# Thread: Evaluating Limits

1. ## Evaluating Limits

Hi, I'm new here and this is my first post but I'm having trouble with one of my homework problems. I have the function:

g(x) = (a(x+b)(x-c)(x+d)) / (e(x-f)(x-b)(x-c)), where a, b, c, d, e, and f are all unique, positive real numbers.

a) At what values of x=h does the limit g(x) = -∞ or +∞ as x->h?

b) Evaluate the limit of g(x) as x->c.

c) Does the limit g(x) as x->∞ exist?

I'm completely stuck and unsure where to start...

2. ## Re: Evaluating Limits

Originally Posted by daveMathews48
g(x) = (a(x+b)(x-c)(x+d)) / (e(x-f)(x-b)(x-c)), where a, b, c, d, e, and f are all unique, positive real numbers.
a) At what values of x=h does the limit g(x) = -∞ or +∞ as x->h?

b) Evaluate the limit of g(x) as x->c.

c) Does the limit g(x) as x->∞ exist?

I'm completely stuck and unsure where to start...
−∞−∞
This is very good question to teach you about limits.

The answer to a) is $f~\&~b$. Now you reply giving the reasons.
Then maybe we can do more.

3. ## Re: Evaluating Limits

If I cancel out the (x-c) from both the top and bottom then set the new denominator e(x-f)(x-b) to 0? Wouldn't that leave me with e, f, and b?

4. ## Re: Evaluating Limits

Originally Posted by daveMathews48
If I cancel out the (x-c) from both the top and bottom then set the new denominator e(x-f)(x-b) to 0? Wouldn't that leave me with e, f, and b?
No it does not. Because $e$ is a positive number.

5. ## Re: Evaluating Limits

Ah that's right, thanks. So for part b with (x-c) cancelled out, how do I evaluate that limit?

6. ## Re: Evaluating Limits

For part b) the answer is a fraction. The numerator of which is $a(c+b)(c+d)$.
What is its denominator?

7. ## Re: Evaluating Limits

Are you substituting c for x? That would make the denominator e(c-f)(c-b)?

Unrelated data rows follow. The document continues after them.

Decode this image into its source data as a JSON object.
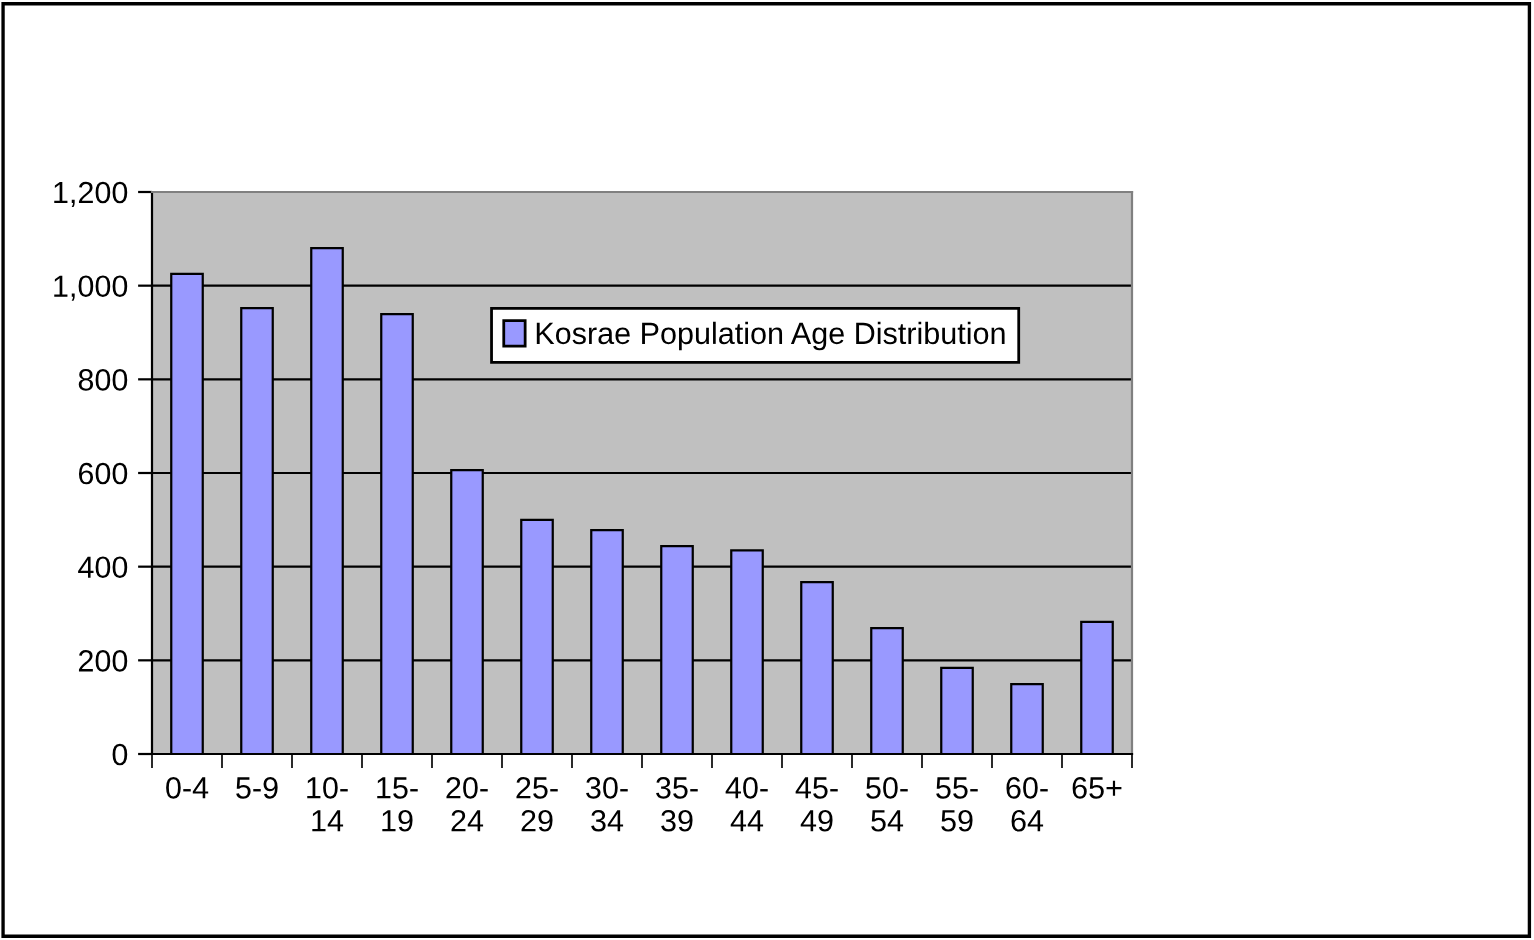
{
  "chart_data": {
    "type": "bar",
    "categories": [
      "0-4",
      "5-9",
      "10-14",
      "15-19",
      "20-24",
      "25-29",
      "30-34",
      "35-39",
      "40-44",
      "45-49",
      "50-54",
      "55-59",
      "60-64",
      "65+"
    ],
    "series": [
      {
        "name": "Kosrae Population Age Distribution",
        "color": "#9999ff",
        "values": [
          1025,
          952,
          1080,
          939,
          606,
          500,
          478,
          444,
          435,
          367,
          269,
          184,
          149,
          282
        ]
      }
    ],
    "ylim": [
      0,
      1200
    ],
    "yticks": [
      0,
      {
        "value": 200,
        "label": "200"
      },
      {
        "value": 400,
        "label": "400"
      },
      {
        "value": 600,
        "label": "600"
      },
      {
        "value": 800,
        "label": "800"
      },
      {
        "value": 1000,
        "label": "1,000"
      },
      {
        "value": 1200,
        "label": "1,200"
      }
    ],
    "grid": "y",
    "legend": "top right"
  }
}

8. ## Re: Evaluating Limits

Also, I was thinking about part c. Doesn't lim g(x) as x-> ∞ look for values where x is really large? If I expand the numerator and denominator I get:

(a(x^2+bx+dx+bd)) / (e(x^2-bx-fx+bf)), which for large x leaves me with ax^2/ex^2? Does that mean the limit exists and is a/e?

9. ## Re: Evaluating Limits

Originally Posted by daveMathews48
Are you substituting c for x? That would make the denominator e(c-f)(c-b)?
In limits NEVER JUST SUBSTITUTE!. Ask what happens near the limiting value?
If $x$ is near $c$ then $(x-b)$ is near $c-b$.

Now for the last part. We play the 'back-of-the-book" game.
You look up the answer. You see: "the limit exists and equals $\frac{a}{e}$".
You may be scratching your head why? Can you explain why?

10. ## Re: Evaluating Limits

Ah ok, that makes sense. Well, I don't know if that's the right answer this is one of those problems that's not in the back of the book :P. I mean I understand I can reduce the fraction that way because when x is really large, x^2 is much more important than anything else in the equation. And when I have x^2/x^2 that just equals 1.